A u64 is a box that holds 64 bits. Multiply two large u64s and the true product might need 128 bits. The box doesn’t grow — it just wraps. No panic, no warning. Your code runs fine and returns a number that looks reasonable and is wrong.
Cryptography is modular arithmetic on bounded integers. That gap — between “the number” and “the number that fits in the box” — is exactly where the bugs live. Not bad formulas. Correct formulas, on the wrong number.
a = b = 5_000_000_000
m = 2^64 - 59 # largest u64 prime
(a * b) % m = 6553255926290448384
# off by 59
# a*b overflowed the u64
((a as u128 * b as u128) % m as u128) as u64 = 6553255926290448443
# correct
Same formula, same inputs. The only difference is the box the multiply happens in.
That’s the problem coprime is built around. It’s a zero-dependency, no_std number-theory library for u64: gcd, modular exponentiation, CRT, Jacobi and Kronecker symbols, integer roots, deterministic primality, factoring. The whole classical toolkit, but built so a machine checks each primitive rather than asking you to take it on faith.
Two formal tools do the checking. Kani runs bounded model checking on the actual compiled Rust — it bit-blasts u128 at full width, honors real overflow semantics, and cannot be fooled with an assume. It proves 17 harnesses over bounded symbolic slices of the input space. Aeneas extracts the Rust into a functional model and proves 24 primitives against Lean/Mathlib over the full u64 domain, unbounded.

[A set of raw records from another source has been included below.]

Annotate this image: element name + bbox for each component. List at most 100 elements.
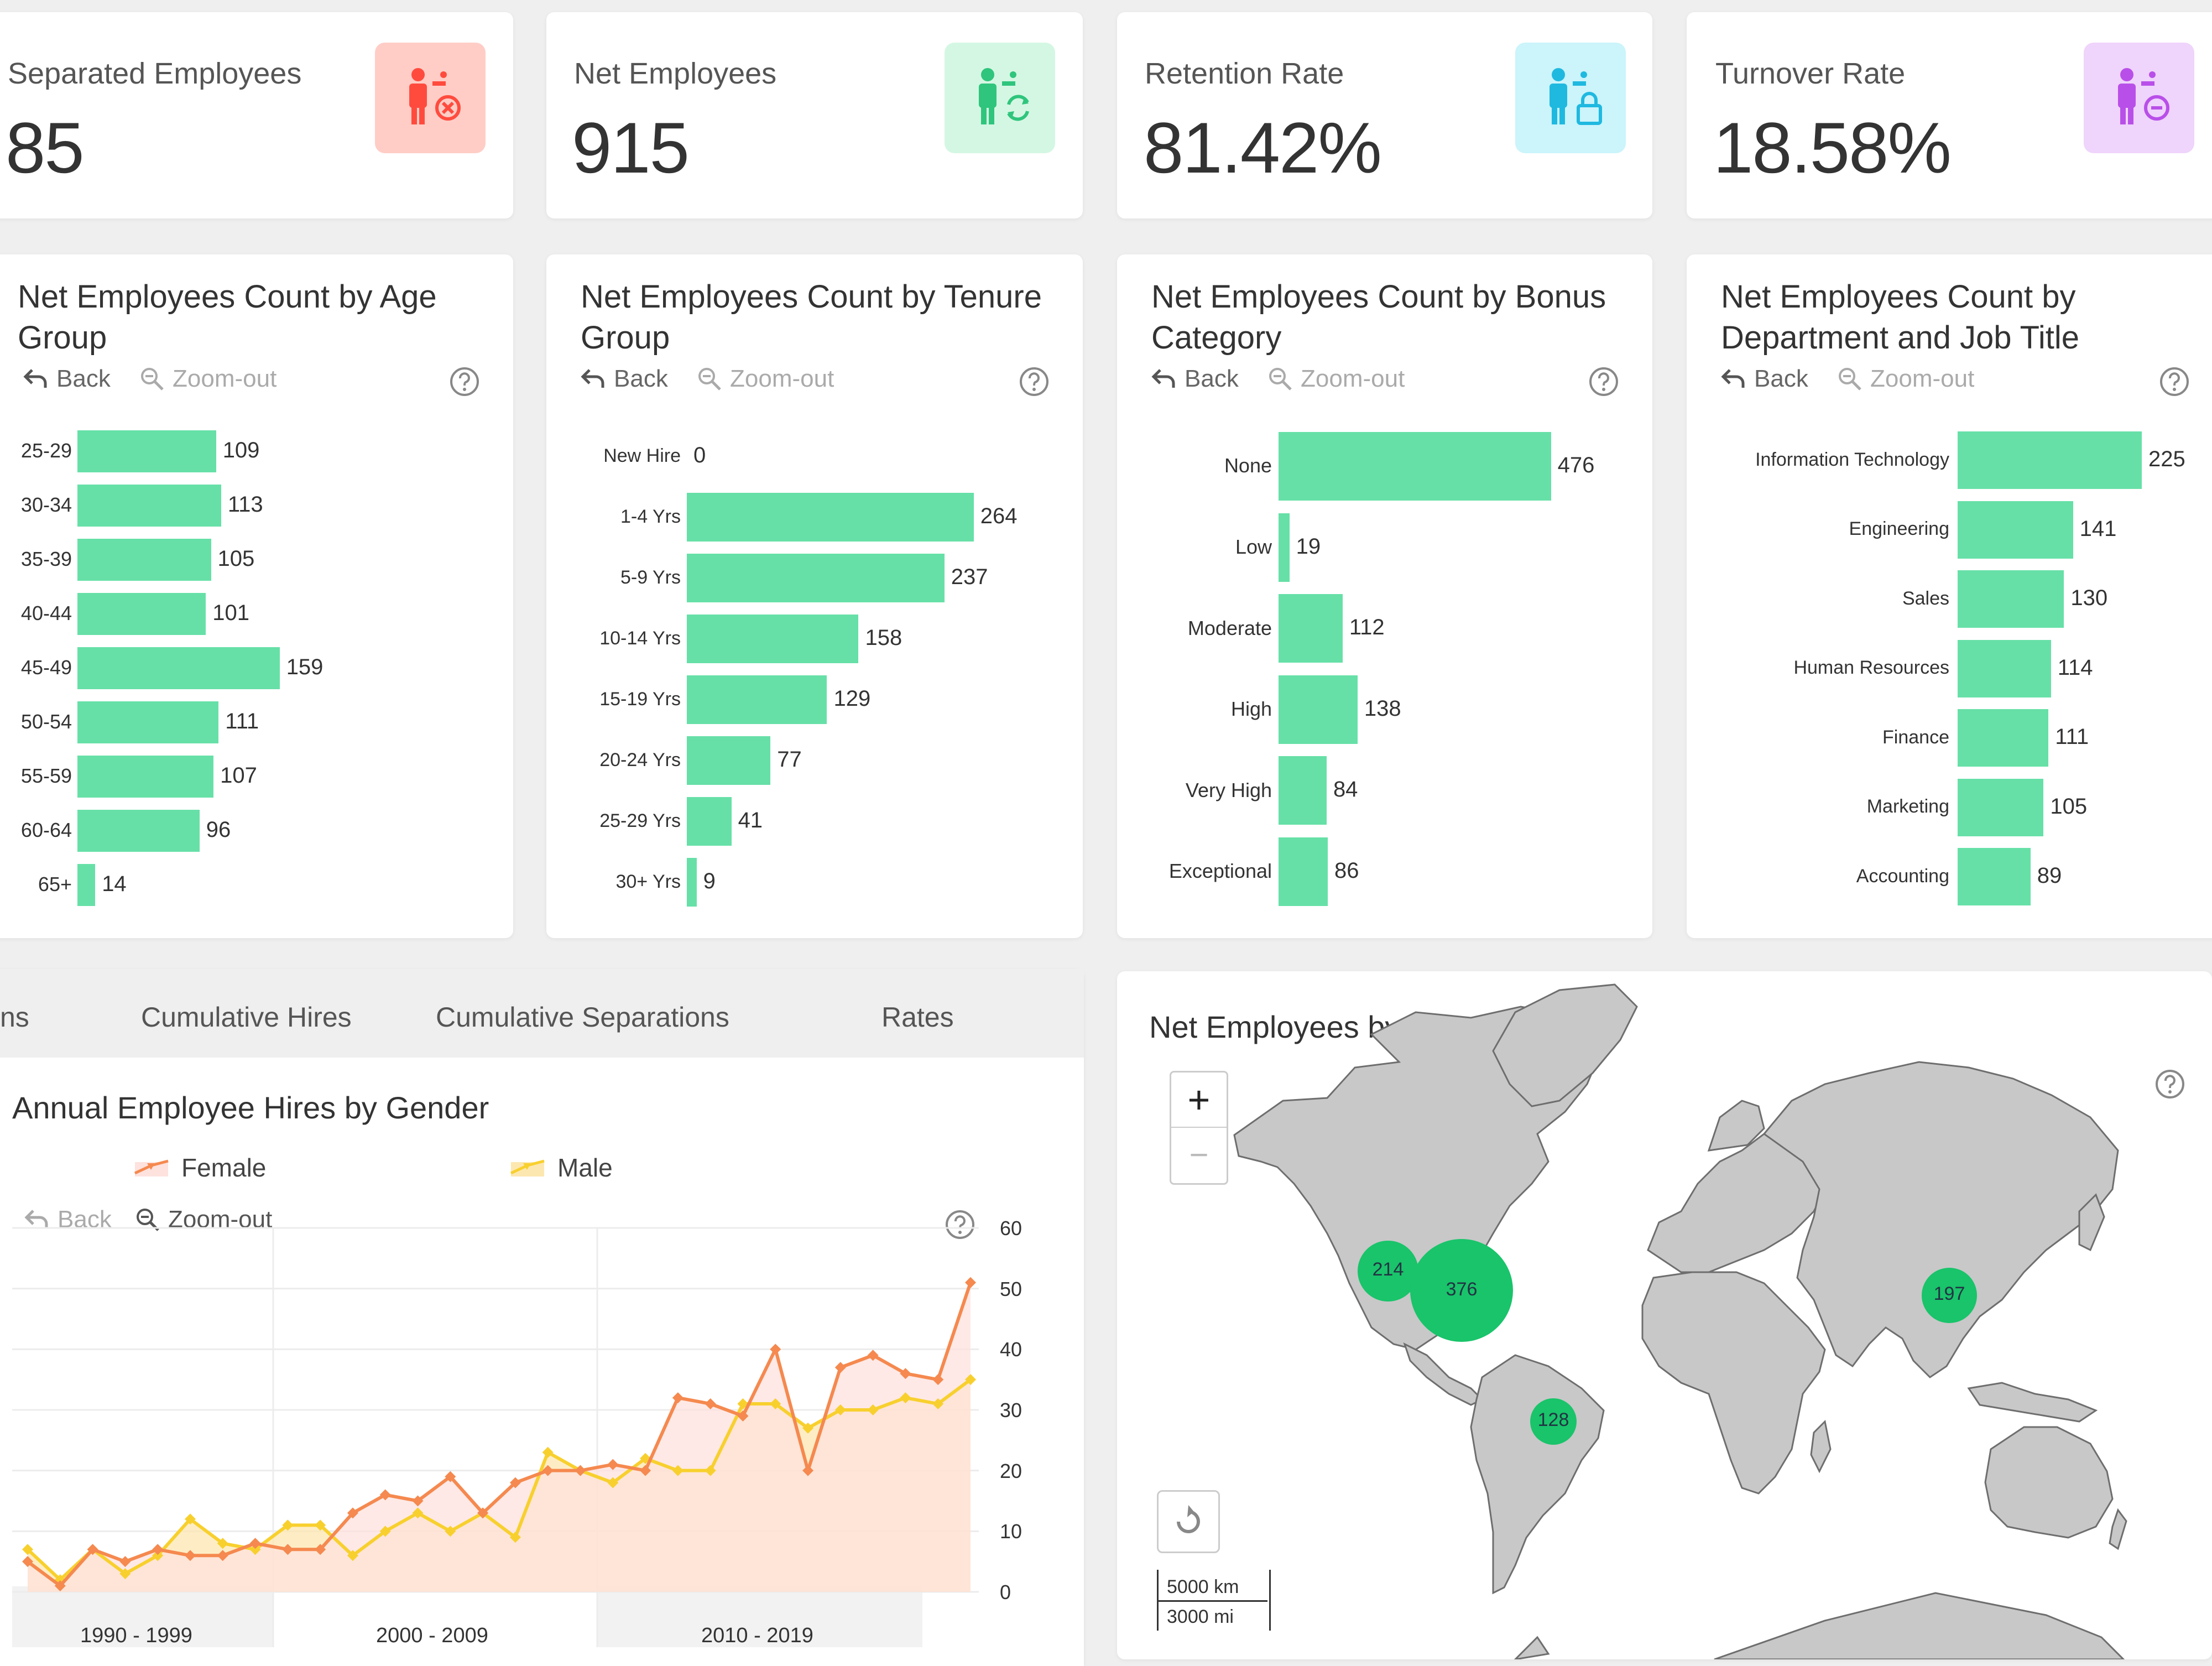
male-line-point[interactable] xyxy=(119,1568,131,1580)
male-line-point[interactable] xyxy=(802,1422,814,1434)
bar[interactable] xyxy=(687,554,945,602)
female-line-point[interactable] xyxy=(575,1465,586,1476)
zoom-out-button[interactable]: Zoom-out xyxy=(1837,365,1974,393)
help-icon[interactable] xyxy=(449,366,480,397)
bar[interactable] xyxy=(1958,709,2049,767)
male-line-point[interactable] xyxy=(282,1519,294,1531)
zoom-out-button[interactable]: Zoom-out xyxy=(1267,365,1405,393)
female-line-point[interactable] xyxy=(347,1507,358,1519)
female-line-point[interactable] xyxy=(379,1489,391,1501)
tab-cumulative-separations[interactable]: Cumulative Separations xyxy=(436,1002,729,1033)
male-line[interactable] xyxy=(26,1378,972,1582)
bar[interactable] xyxy=(1279,432,1551,501)
reset-view-button[interactable] xyxy=(1157,1490,1220,1553)
female-line-point[interactable] xyxy=(184,1550,196,1561)
bubble-214[interactable] xyxy=(1358,1241,1418,1301)
female-line-point[interactable] xyxy=(87,1544,98,1555)
back-button[interactable]: Back xyxy=(1151,365,1239,393)
female-line-point[interactable] xyxy=(737,1410,749,1422)
bar[interactable] xyxy=(77,810,200,852)
bubble-128[interactable] xyxy=(1530,1398,1577,1445)
back-button[interactable]: Back xyxy=(1721,365,1808,393)
male-line-point[interactable] xyxy=(867,1404,879,1415)
bar[interactable] xyxy=(687,675,827,724)
bar[interactable] xyxy=(77,593,206,635)
bar[interactable] xyxy=(1958,570,2064,628)
female-line-point[interactable] xyxy=(152,1544,164,1555)
bar[interactable] xyxy=(1958,639,2051,697)
male-line-point[interactable] xyxy=(932,1398,944,1410)
legend-female[interactable]: Female xyxy=(133,1153,266,1183)
bar[interactable] xyxy=(1279,837,1328,906)
bar[interactable] xyxy=(687,858,697,907)
female-line-point[interactable] xyxy=(607,1459,619,1470)
legend-male[interactable]: Male xyxy=(509,1153,613,1183)
bubble-197[interactable] xyxy=(1922,1268,1977,1323)
help-icon[interactable] xyxy=(1588,366,1619,397)
female-line-point[interactable] xyxy=(315,1544,326,1555)
female-line-point[interactable] xyxy=(802,1465,814,1476)
back-button[interactable]: Back xyxy=(23,365,111,393)
female-line-point[interactable] xyxy=(900,1368,911,1379)
female-line-point[interactable] xyxy=(282,1544,294,1555)
zoom-out-button[interactable]: Zoom-out xyxy=(697,365,834,393)
male-line-point[interactable] xyxy=(249,1544,261,1555)
tab-separations[interactable]: ns xyxy=(0,1002,29,1033)
male-line-point[interactable] xyxy=(509,1532,521,1543)
female-line-point[interactable] xyxy=(867,1350,879,1361)
help-icon[interactable] xyxy=(945,1209,975,1240)
bar[interactable] xyxy=(77,701,219,743)
bar[interactable] xyxy=(687,736,771,785)
female-line-point[interactable] xyxy=(54,1580,66,1592)
male-line-point[interactable] xyxy=(315,1519,326,1531)
zoom-out-button[interactable]: Zoom-out xyxy=(139,365,276,393)
male-line-point[interactable] xyxy=(22,1544,33,1555)
bar[interactable] xyxy=(77,539,211,581)
male-line-point[interactable] xyxy=(184,1513,196,1525)
female-line-point[interactable] xyxy=(542,1465,554,1476)
bar[interactable] xyxy=(687,493,974,542)
bar[interactable] xyxy=(1958,501,2073,559)
male-line-point[interactable] xyxy=(965,1374,976,1386)
female-line-point[interactable] xyxy=(217,1550,228,1561)
male-line-point[interactable] xyxy=(152,1550,164,1561)
bar[interactable] xyxy=(1279,594,1343,663)
female-line-point[interactable] xyxy=(509,1477,521,1488)
bar[interactable] xyxy=(77,485,221,527)
bar[interactable] xyxy=(77,756,214,798)
male-line-point[interactable] xyxy=(705,1465,716,1476)
female-line-point[interactable] xyxy=(249,1538,261,1549)
female-line-point[interactable] xyxy=(477,1507,489,1519)
female-line-point[interactable] xyxy=(22,1556,33,1568)
female-line-point[interactable] xyxy=(119,1556,131,1568)
male-line-point[interactable] xyxy=(379,1526,391,1537)
bar[interactable] xyxy=(1958,848,2031,905)
back-button[interactable]: Back xyxy=(581,365,668,393)
male-line-point[interactable] xyxy=(672,1465,684,1476)
tab-rates[interactable]: Rates xyxy=(881,1002,954,1033)
zoom-out-map-button[interactable]: − xyxy=(1189,1136,1209,1173)
female-line-point[interactable] xyxy=(965,1277,976,1288)
male-line-point[interactable] xyxy=(347,1550,358,1561)
bar[interactable] xyxy=(1279,675,1358,744)
female-line-point[interactable] xyxy=(640,1465,651,1476)
female-line-point[interactable] xyxy=(834,1362,846,1373)
bar[interactable] xyxy=(687,615,859,663)
male-line-point[interactable] xyxy=(542,1446,554,1458)
male-line-point[interactable] xyxy=(217,1538,228,1549)
female-line-point[interactable] xyxy=(770,1344,781,1355)
bar[interactable] xyxy=(1279,756,1327,825)
bar[interactable] xyxy=(77,430,216,472)
bar[interactable] xyxy=(687,797,732,846)
tab-cumulative-hires[interactable]: Cumulative Hires xyxy=(141,1002,352,1033)
male-line-point[interactable] xyxy=(412,1507,424,1519)
bar[interactable] xyxy=(77,647,280,689)
male-line-point[interactable] xyxy=(834,1404,846,1415)
male-line-point[interactable] xyxy=(445,1526,456,1537)
male-line-point[interactable] xyxy=(900,1392,911,1404)
bar[interactable] xyxy=(1958,778,2044,836)
female-line-point[interactable] xyxy=(412,1495,424,1507)
bubble-376[interactable] xyxy=(1410,1239,1513,1342)
bar[interactable] xyxy=(1279,513,1290,582)
help-icon[interactable] xyxy=(2154,1069,2185,1100)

One word is kept strict throughout: “proved” means one of those two tools, at exactly the scope stated. Everything else is “tested.” Testing can show bugs are present. It cannot show they’re absent. The docs say which is which for every function.
The attack index (ATTACKS.md) opens with “Proof of Concept or GTFO” and means it: 23 runnable attacks — DH man-in-the-middle, RSA via Wiener’s small private exponent, DSA nonce reuse, SRP zero-key bypass — each one a runnable test or bracketed as not yet built. Nothing in between.
Stage One is public, secret-free arithmetic. No constant-time guarantees yet, and the docs say so plainly. This is a study in verification, not a library to guard real secrets with.